Aufrichten, aus Staub und Trümmern unerfüllter Vergangenheit holen – das ist Gottes Geschäft. Der Profet EZECHIEL hat das für mich am Deutlichsten dargestellt. In einer Vision sieht er ein Leichenfeld, verstreute Knochen vor sich: Das, Ezechiel, das ist Israel – was meinst Du, kann Gott das wieder heil machen? Und dann erlebt er, wie Knochen, Muskeln, Sehnen, Fleisch und Haut wieder zu lebendigen Menschen zusammengefügt werden. Neue Schöpfung.

Und die Krone der neuen Schöpfung Jesus Christus. Der hat sein Leben am Kreuz gelassen. Nicht, weil er’s verdient hätte, sondern weil er stellvertretend unsere Schuld, unser ganzes Versagen, auf sich gezogen hat. Der Unschuldige ist für die Schuldigen gestorben. Und Gott hat ihn zum Leben auferweckt. Er lebt, damit die Niedergeschlagenen aller Zeiten, die Schuldigen ebenso auf immer Gottes Nächste bleiben – Nächste? Viel zu wenig: Um Jesu willen: Geschwister Jesu wie untereinander und Gottes Kinder, Erben der neuen Welt Gottes. Bedenken wir das aber nicht nur im Blick auf uns, sondern auch auf die "im Staube", am Boden, am Ende, die uns begegnen.

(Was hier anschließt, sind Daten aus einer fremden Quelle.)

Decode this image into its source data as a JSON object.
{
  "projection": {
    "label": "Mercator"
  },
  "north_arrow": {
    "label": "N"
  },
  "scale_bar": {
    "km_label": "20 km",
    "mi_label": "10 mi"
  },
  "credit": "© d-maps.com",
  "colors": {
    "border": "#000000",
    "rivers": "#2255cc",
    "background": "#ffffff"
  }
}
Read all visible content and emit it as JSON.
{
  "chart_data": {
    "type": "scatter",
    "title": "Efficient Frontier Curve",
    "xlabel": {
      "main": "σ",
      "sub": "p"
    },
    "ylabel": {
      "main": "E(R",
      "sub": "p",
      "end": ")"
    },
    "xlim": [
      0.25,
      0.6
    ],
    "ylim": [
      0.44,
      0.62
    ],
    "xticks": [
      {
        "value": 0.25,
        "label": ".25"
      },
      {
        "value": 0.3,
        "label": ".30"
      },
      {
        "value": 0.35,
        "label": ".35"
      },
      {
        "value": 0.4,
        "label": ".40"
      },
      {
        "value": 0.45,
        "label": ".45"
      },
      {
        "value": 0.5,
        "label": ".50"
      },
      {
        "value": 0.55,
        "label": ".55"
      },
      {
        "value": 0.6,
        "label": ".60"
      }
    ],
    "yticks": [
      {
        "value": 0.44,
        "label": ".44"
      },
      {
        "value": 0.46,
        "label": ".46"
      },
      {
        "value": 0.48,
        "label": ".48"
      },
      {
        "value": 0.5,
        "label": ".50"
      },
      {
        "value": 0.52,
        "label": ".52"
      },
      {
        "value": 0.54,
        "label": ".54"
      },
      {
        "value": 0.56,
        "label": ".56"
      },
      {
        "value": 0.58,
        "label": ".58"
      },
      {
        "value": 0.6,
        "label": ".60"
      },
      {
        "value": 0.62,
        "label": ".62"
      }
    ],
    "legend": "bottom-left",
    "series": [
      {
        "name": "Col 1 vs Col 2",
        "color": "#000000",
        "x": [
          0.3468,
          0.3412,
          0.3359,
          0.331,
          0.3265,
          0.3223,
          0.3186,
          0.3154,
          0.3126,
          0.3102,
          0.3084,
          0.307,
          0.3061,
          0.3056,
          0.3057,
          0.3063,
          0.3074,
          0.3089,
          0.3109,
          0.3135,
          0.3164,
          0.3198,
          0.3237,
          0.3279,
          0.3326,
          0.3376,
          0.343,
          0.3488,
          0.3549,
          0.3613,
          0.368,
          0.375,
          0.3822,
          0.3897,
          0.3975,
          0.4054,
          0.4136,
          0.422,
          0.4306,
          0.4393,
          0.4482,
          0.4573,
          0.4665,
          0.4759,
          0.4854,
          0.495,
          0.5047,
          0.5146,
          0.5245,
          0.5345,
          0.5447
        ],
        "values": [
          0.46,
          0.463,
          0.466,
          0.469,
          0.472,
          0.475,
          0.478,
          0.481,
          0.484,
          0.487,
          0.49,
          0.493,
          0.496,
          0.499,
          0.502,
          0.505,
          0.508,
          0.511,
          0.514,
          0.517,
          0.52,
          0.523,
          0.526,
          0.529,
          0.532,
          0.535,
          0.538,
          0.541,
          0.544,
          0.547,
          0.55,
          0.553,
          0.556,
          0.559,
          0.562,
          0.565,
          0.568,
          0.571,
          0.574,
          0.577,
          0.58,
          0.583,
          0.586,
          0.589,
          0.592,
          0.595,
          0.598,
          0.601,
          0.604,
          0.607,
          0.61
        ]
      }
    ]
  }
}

Ostern. Hanna hat Ostern erlebt, Josef, Hiob, die Menschen, die Jesus begegneten und auflebten, viele durch die Zeitläufte der Gemeinden und Kirchen hindurch – und wir?

Das gebe doch Gott, dass wir die Kraft des Auferstandenen als mehr, viel mehr als ein religiöses Gefühl in uns erleben – als Wirklichkeit, die uns aufrichtet, aufleben lässt. Dann ist es gesegnete Ostern.